İyi akşamlar herkese. Gecikmeli bir bölüm getirdim yine kusura bakmayın. Ama bu kez çok daha uzun bir bölüm getirdim. Çok uzun olduğu için bölümü kesmek zorunda kaldım. İki parça olarak gelecek bölüm. Devamı da bugün mutlaka gelecek inşallah. Umarım beğenirsiniz. Bu bölümü yeni tanıdığım ve iyi ki tanımışım dediğim tatlı hatuna maviivam Semra'ma gelsin. Canım iyi ki tanıdım seni. En kısa zamanda muhteşem kalemine kavuşmak dileğiyle. İlk durağım kesinlikle harika eserin "Lila" olacak. Sizlerin de uğramak isteyeceğiniz muhteşem bir kalem derim. Seni seviyorum tatlım.

Keyifli okumalar...

***

"Aslında böyle birşey nasıl anlatılır hiç bilmiyorum. Daha önce böyle bir konuşma yapmadım. İlk kez anlatacağım, hem de ilk kez gördüğüm birine. Yanlış anlama sakın. Sadece seni ikna etmek için verdiğim bir uğraş olarak algılama. Hani diyebilirsin madem ilk kez anlatıyorsun, neden hiç tanımadığın birisine anlatasın ki diye. Haklısın da. Benim bile kendimden beklediğim birşey değildi. Dudaklarım, en önemlisi yüreğim benden bağımsız harekete geçtiler. Ama iyi ki de geçmişler. Çünkü artık taşıdığım bu yük bana ağır gelmeye başlamıştı. Birine anlatmam gerekiyordu ve bu sen olacaksın. Neden sen bilmiyorum ama sende kendimi gördüm. Hayata küskün bakışların, yaşam için mücadele savaşında yenik düşmüş tarafın... Aslında sen yenik düşmedin; yaşadığın sürece, kalbinin ritmi atmaya devam ettiği sürece, nefes aldığın sürece kaybetmiş olmazsın. Ben bunu yaşayarak anladım. Nefes aldığın sürece her ne yaşamış olursan ol hayat devam ediyor ve hayatı kendine zehir etmek zorunda değilsin."

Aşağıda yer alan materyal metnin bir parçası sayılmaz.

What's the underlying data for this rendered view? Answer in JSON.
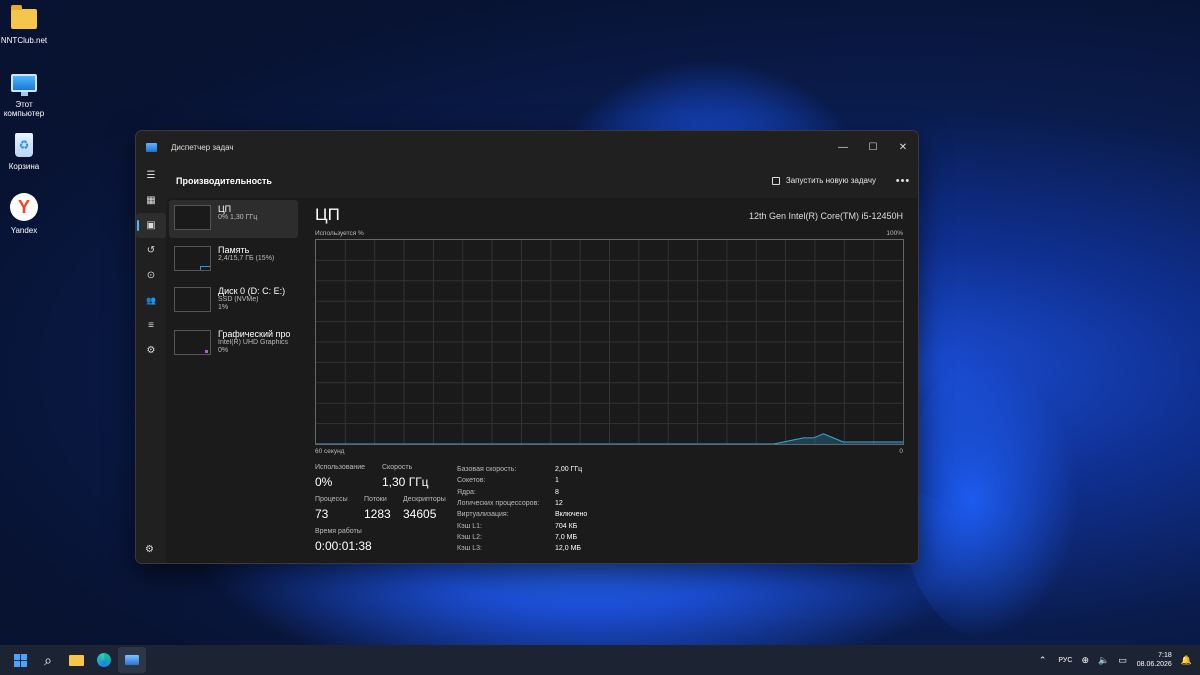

İpek Bahar'ın merak dolu bakışlarını görerek devam etti konuşmasına. Anlasın istiyordu. O da kendisi gibi ne tür acı görmüş olursa olsun, yaşamak zorunda olduğunu anlasın istiyordu. Yaşasın ama her günün acısını çıkararak, her gününü keyif alarak yaşasın istiyordu. Dünün önemi yoktu bugün için. Dün geçmişti ve artık dün için yapılacak birşey yoktu. Ama bugününü ve yarınını doya doya yaşayabilirdi. Bunu geç de olsa çok iyi anlamıştı İpek. Bahar da anlasın diye anlatmaya devam etti.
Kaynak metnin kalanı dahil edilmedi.